L’Autorité Supérieure de Contrôle d’Etat et de Lutte contre la Corruption (ASCE-LC) explique que ces prévenus ont exigé des sommes d’argent allant de 50 000 à 200 000 FCFA auprès de parents, en contrepartie de l’admission d’élèves dans des établissements publics.
Ce qui constitue une faute et un acte de corruption puisque l’État n’a jamais exigé autant d’argent pour que les élèves intègrent les établissements publics au Burkina Faso.
Les 5 prévenus, informe l’ASCE-LC, ong été condamnés à 12 mois d’emprisonnement avec sursis et à une amende ferme de 2 millions FCFA.

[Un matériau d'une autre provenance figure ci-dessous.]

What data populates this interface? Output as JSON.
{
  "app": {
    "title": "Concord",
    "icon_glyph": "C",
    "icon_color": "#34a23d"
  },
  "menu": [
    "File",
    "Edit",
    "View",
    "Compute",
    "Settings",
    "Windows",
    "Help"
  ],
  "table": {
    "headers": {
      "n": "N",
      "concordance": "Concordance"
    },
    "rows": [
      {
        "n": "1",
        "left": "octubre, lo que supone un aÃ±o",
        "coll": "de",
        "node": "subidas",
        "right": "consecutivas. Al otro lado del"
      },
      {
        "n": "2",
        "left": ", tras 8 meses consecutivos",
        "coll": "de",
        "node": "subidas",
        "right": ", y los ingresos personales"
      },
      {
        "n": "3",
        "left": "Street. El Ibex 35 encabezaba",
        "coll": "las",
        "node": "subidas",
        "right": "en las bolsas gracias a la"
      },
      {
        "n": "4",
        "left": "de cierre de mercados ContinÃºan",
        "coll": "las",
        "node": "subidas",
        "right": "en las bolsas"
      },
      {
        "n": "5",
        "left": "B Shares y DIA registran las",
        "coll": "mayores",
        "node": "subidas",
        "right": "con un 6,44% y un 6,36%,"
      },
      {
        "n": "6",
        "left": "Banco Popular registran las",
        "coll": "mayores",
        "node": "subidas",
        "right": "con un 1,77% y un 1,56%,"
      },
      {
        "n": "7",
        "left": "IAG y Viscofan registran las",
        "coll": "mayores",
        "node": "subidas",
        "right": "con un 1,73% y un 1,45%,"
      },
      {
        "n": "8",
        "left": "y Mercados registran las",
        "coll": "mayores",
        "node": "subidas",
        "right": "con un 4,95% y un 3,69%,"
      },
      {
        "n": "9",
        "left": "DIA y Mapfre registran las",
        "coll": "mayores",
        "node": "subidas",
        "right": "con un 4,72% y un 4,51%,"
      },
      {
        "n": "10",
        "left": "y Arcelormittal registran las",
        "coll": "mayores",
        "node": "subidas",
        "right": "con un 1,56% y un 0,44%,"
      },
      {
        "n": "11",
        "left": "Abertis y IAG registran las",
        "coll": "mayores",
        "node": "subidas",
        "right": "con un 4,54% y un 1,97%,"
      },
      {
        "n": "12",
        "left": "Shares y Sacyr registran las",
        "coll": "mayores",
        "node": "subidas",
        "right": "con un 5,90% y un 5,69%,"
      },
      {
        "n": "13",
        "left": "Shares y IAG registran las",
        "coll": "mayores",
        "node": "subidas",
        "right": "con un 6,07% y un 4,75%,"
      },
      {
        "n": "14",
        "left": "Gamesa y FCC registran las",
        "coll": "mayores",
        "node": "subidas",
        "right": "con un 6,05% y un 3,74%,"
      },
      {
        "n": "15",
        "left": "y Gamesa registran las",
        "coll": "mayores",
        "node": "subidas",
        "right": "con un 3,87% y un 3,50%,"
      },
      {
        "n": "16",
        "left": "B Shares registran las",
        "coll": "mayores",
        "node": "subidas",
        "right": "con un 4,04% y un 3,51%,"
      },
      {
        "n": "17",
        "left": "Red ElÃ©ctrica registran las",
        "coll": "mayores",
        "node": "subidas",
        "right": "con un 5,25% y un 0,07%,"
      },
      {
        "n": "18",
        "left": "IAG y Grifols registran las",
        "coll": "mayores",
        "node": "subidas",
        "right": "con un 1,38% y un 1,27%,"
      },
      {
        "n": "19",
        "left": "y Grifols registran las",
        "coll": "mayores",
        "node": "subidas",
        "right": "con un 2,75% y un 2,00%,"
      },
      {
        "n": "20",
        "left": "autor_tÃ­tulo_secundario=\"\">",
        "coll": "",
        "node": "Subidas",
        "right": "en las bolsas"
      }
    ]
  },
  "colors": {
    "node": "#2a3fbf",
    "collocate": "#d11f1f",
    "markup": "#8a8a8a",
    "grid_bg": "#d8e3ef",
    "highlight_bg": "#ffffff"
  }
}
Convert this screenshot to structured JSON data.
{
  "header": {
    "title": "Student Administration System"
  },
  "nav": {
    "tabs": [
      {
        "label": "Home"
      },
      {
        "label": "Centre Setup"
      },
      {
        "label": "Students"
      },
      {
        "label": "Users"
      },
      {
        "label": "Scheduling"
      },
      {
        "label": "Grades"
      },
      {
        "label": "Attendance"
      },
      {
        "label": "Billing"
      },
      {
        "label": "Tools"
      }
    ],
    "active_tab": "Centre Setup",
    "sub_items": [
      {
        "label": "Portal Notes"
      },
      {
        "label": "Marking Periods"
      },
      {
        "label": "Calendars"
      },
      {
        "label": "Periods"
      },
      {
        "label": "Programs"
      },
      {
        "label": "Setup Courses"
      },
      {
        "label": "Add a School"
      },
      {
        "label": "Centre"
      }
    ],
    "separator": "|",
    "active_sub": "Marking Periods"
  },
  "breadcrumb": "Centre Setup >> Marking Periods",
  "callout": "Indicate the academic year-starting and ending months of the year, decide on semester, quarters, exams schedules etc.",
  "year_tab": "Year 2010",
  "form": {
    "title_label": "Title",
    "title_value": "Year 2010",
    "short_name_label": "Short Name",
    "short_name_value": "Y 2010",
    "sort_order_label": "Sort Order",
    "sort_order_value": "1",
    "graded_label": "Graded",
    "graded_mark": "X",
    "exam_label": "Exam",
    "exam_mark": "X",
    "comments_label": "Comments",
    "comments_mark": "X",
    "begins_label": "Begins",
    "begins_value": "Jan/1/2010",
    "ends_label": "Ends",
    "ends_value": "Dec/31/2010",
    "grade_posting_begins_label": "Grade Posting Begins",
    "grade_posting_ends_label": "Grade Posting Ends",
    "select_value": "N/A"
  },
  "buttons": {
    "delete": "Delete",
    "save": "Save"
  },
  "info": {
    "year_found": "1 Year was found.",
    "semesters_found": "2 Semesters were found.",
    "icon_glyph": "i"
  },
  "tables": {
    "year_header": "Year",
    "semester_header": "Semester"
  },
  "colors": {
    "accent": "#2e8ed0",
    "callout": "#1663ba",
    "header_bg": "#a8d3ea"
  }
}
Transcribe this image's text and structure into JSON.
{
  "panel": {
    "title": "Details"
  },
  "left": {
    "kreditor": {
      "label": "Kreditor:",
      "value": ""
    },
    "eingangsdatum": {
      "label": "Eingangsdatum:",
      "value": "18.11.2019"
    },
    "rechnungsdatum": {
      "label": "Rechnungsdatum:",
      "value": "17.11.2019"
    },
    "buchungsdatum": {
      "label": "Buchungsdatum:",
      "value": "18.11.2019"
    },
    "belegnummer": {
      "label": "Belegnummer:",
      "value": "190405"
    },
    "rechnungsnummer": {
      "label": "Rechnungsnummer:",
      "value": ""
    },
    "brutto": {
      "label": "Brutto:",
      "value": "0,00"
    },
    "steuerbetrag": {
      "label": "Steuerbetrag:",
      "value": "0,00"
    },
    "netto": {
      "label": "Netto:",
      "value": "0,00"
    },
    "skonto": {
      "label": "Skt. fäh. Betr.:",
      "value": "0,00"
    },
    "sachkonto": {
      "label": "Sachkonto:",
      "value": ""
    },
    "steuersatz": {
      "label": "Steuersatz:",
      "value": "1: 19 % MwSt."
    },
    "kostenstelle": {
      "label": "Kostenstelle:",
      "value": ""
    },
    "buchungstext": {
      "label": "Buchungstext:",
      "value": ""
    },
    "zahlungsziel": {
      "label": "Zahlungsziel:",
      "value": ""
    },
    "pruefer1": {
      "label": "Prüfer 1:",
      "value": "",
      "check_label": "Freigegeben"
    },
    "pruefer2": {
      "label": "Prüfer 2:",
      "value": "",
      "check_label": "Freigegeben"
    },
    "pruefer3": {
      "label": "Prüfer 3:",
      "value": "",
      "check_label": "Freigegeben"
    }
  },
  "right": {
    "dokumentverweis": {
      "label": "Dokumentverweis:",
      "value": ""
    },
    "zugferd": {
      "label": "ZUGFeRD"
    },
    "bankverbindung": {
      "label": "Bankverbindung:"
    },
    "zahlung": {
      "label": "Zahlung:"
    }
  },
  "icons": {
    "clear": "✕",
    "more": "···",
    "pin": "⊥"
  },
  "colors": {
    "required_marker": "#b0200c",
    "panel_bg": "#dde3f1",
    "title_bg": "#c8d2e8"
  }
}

Ils sont également tenus solidairement au paiement des dépens et des réparations symboliques d’1 FCFA à l’ASCE-LC et au Réseau national de lutte anti-corruption (REN-LAC).
Le tribunal a également prévu une contrainte judiciaire de 9 mois en cas de non-exécution des condamnations pécuniaires.
Tout est parti d’un communiqué de l’ASCE-LC en date du 27 août 2024, qui a invité les citoyens à dénoncer les pratiques illégales dans le secteur éducatif.
Il y a eu «26 signalements couvrant la majorité des 13 anciennes régions du Burkina Faso», et à l’issue des investigations des enseignants ont été épinglés.